After finishing college and protesting the Vietnam War, in 1968 Eugene Richards joined VISTA—Volunteers in Service to America—a government anti-poverty organization. After working first as a social worker, then reporter, he began to photograph extensively in the Arkansas Delta. He reported in depth on the lives of the residents of this impoverished, still racially-divided region. Richards began photographing the Black sharecropper families of the Delta, who were the poorest of the poor, largely cut off from the rest of society, sick, and malnourished. Hunger and untreated illness were the major concerns. After leaving VISTA and helping found a community newspaper, Many Voices, he photographed protest marches, the increasing violence, the lives of inmates in Arkansas’ notorious prisons.
In 2010, 40 years after his initial visit to the Delta, National Geographic sent him there on assignment. He struggled, though, to find the places he had known so well. The segregated sharecropping culture that once typified the region had been all but eclipsed by industrial farming. There were tractors, where once there were people working in the fields by hand. People had to move elsewhere in search of better lives.
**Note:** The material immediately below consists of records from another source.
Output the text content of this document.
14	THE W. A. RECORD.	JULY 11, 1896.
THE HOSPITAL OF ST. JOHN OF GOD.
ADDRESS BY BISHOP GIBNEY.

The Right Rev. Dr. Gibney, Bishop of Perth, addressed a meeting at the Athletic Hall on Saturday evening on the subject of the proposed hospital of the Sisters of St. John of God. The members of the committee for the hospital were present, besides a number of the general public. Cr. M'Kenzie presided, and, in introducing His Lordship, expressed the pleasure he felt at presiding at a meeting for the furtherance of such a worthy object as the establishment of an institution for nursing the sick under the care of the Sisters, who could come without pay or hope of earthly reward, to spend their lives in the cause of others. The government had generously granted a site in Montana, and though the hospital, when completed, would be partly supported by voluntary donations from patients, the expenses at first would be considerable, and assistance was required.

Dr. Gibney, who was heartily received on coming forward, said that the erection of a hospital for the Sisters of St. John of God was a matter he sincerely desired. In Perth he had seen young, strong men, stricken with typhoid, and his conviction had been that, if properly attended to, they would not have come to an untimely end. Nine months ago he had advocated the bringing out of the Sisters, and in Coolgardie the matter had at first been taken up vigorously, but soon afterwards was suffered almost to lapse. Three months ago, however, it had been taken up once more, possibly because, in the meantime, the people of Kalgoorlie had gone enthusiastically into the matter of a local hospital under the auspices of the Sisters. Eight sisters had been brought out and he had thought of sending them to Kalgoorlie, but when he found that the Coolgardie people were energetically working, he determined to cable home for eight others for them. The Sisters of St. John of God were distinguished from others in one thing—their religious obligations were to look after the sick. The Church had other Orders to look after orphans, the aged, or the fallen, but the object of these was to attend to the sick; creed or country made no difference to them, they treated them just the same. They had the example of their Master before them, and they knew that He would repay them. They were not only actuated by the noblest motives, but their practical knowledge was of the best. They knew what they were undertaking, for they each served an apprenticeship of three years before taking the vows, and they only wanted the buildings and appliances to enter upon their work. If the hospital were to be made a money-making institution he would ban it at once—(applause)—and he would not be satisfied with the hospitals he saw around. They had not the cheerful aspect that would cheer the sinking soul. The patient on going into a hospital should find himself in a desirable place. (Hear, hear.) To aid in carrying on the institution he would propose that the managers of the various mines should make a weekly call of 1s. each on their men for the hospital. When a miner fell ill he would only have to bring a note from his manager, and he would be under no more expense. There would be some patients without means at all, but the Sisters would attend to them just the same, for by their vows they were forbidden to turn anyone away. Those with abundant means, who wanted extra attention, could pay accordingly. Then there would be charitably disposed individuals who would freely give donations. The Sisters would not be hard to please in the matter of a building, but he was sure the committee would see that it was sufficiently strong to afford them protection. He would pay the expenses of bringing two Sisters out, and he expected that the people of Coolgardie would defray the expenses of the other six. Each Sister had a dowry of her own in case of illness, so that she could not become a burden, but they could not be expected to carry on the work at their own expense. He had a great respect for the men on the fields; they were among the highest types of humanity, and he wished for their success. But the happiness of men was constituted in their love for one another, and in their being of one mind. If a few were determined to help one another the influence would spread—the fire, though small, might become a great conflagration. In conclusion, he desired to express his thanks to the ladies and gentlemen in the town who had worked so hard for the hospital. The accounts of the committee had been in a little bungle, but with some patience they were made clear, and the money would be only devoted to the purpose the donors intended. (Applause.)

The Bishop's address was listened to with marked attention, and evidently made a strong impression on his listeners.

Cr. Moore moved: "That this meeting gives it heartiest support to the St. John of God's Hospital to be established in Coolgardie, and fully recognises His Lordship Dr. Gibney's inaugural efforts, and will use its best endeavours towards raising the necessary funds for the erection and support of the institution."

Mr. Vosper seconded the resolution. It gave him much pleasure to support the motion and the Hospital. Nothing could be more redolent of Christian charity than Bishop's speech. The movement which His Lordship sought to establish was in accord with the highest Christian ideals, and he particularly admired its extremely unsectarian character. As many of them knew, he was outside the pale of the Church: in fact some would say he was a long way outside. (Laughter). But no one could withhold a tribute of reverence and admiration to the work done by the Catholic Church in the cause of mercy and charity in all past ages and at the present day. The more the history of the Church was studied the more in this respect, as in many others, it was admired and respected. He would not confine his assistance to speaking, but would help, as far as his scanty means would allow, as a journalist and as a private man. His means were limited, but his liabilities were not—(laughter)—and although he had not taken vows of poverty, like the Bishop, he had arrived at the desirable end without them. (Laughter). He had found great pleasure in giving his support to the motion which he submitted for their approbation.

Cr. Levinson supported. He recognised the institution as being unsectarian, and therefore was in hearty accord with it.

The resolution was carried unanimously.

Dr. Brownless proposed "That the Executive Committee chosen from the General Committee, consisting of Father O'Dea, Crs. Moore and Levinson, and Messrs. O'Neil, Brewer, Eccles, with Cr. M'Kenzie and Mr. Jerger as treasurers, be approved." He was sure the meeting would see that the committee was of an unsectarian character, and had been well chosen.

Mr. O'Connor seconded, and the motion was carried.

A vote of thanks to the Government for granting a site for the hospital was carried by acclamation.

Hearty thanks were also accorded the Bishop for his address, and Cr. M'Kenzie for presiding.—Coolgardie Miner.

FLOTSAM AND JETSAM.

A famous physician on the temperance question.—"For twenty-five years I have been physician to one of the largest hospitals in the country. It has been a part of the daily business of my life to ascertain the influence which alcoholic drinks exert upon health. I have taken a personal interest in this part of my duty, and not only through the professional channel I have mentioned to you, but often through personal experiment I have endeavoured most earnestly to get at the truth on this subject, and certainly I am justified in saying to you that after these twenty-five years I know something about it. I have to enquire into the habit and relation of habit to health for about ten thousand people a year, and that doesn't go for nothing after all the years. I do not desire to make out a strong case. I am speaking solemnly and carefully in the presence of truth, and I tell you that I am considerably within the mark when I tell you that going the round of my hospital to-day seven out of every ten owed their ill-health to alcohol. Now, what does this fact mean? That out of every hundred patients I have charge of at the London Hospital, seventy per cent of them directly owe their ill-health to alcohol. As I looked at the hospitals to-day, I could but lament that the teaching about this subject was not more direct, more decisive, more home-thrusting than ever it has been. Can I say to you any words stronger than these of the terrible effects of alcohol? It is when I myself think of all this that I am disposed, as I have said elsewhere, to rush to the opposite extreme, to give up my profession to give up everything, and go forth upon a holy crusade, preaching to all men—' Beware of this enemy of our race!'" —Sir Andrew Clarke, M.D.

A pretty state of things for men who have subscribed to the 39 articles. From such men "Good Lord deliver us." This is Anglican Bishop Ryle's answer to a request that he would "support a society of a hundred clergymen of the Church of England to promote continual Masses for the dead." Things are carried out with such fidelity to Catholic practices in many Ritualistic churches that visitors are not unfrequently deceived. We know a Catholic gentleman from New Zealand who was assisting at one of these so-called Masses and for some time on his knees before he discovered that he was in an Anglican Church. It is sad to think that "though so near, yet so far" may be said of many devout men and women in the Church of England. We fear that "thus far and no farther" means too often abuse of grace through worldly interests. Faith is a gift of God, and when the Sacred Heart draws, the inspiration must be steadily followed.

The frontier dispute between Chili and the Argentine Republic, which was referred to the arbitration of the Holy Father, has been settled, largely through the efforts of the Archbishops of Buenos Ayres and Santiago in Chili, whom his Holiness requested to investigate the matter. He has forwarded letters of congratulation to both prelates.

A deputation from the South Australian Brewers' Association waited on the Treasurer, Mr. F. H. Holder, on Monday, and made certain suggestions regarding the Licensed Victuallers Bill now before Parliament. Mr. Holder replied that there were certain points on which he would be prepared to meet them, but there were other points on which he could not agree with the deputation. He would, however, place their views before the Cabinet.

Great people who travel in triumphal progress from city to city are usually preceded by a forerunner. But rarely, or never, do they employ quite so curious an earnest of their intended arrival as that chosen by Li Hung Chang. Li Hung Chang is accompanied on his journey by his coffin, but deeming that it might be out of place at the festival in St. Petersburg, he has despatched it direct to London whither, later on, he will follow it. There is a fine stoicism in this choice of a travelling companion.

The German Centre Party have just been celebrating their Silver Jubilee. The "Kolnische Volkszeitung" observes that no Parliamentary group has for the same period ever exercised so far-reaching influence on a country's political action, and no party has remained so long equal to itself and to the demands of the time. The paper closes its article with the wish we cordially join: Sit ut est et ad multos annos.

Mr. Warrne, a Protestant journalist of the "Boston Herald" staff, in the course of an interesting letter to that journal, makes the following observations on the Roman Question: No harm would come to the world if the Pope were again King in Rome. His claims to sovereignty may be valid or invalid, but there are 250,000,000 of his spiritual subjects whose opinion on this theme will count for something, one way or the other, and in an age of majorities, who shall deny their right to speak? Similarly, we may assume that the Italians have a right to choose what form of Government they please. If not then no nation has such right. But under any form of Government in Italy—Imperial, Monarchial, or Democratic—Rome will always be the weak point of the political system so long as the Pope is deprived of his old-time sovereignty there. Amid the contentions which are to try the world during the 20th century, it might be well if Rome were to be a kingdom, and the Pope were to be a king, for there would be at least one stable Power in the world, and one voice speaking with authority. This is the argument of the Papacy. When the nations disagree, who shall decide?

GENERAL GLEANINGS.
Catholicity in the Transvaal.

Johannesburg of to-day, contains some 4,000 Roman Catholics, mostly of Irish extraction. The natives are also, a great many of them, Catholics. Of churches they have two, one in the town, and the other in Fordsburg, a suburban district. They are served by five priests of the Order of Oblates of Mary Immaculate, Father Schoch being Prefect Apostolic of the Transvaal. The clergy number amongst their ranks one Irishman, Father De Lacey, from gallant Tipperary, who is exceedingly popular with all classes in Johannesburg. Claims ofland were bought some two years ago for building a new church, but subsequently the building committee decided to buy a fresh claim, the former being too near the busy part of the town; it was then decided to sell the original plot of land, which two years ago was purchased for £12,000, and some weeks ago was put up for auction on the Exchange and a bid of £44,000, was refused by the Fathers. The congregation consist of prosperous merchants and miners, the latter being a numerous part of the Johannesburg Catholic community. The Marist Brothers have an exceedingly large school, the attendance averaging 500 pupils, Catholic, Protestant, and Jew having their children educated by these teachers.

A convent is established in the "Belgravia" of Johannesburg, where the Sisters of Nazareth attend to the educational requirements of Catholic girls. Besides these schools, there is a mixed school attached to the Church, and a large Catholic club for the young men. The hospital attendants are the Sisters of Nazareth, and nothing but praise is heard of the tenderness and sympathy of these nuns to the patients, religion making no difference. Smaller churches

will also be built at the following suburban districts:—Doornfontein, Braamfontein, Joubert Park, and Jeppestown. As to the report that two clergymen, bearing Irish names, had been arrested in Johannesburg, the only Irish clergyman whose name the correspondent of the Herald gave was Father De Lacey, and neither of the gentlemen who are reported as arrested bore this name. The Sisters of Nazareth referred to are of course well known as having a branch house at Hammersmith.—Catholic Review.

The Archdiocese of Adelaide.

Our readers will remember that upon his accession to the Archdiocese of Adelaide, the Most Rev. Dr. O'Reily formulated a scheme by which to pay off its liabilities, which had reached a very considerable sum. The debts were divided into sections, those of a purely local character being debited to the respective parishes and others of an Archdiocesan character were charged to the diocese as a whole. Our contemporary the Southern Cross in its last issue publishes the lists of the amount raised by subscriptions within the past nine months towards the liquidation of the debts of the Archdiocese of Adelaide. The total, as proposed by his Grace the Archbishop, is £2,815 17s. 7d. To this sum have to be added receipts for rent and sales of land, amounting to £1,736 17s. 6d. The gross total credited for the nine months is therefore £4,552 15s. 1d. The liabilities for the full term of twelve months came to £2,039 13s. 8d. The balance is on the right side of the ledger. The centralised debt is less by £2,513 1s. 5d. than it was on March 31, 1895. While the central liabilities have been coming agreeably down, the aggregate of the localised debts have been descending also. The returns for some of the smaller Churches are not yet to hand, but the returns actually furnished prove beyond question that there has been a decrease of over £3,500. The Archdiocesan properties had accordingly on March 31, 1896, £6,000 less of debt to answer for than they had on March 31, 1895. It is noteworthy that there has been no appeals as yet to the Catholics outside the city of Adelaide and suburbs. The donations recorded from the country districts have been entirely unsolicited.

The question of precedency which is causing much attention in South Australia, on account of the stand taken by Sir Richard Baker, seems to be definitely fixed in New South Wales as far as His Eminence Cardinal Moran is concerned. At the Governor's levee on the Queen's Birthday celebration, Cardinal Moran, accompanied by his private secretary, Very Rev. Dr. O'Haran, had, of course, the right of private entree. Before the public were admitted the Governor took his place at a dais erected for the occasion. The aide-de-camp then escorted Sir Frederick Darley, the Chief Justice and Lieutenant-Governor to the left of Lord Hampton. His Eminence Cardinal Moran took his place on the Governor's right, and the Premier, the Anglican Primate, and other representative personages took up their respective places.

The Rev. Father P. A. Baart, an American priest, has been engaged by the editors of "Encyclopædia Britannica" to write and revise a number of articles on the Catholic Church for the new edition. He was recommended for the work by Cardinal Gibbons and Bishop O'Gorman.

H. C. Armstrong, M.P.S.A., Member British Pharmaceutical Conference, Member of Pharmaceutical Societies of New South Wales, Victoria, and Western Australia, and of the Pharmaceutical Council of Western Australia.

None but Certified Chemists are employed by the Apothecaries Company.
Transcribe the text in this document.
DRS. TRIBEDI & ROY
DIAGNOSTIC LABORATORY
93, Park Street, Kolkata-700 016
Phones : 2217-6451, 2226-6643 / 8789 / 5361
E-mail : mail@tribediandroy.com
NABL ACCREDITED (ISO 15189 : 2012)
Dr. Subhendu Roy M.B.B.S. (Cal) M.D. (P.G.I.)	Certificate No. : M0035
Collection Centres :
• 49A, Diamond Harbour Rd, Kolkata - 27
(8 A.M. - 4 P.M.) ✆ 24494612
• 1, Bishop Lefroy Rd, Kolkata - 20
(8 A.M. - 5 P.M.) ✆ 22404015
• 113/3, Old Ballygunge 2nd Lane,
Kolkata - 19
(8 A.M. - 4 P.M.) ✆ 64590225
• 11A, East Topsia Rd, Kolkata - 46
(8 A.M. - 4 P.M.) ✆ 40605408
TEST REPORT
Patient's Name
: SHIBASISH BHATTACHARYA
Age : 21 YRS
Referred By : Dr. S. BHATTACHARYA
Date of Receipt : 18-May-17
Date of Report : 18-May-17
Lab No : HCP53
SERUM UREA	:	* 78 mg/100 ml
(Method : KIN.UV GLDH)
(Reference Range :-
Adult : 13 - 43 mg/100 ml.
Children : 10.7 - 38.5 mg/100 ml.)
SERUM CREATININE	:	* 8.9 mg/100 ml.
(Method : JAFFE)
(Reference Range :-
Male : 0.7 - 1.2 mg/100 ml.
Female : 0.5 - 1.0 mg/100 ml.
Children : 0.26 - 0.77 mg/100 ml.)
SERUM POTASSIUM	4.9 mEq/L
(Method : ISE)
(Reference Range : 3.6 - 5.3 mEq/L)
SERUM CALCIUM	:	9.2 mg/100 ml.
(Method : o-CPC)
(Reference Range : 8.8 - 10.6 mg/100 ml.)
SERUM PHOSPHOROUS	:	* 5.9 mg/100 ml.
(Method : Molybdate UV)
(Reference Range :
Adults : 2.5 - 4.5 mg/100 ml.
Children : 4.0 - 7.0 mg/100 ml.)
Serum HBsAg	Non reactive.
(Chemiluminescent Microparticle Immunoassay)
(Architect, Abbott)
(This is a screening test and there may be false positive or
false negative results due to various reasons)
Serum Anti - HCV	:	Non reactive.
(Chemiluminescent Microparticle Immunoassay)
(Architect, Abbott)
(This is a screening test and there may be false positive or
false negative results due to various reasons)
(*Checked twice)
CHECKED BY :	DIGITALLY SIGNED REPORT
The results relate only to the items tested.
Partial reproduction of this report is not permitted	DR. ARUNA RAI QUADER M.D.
The last time Richards returned to the area was in 2019. He was struck by an overwhelming sense of absence. No men and women picking cotton. The sharecropper shacks that had been there 50 years prior had vanished. Once there had been four or five of them every couple of miles — tin roofs, plastic sheeting over the windows, front yards rutted with tire tracks, littered with rusted-out cars, bed springs, things that once meant a lot to someone, but didn’t any longer.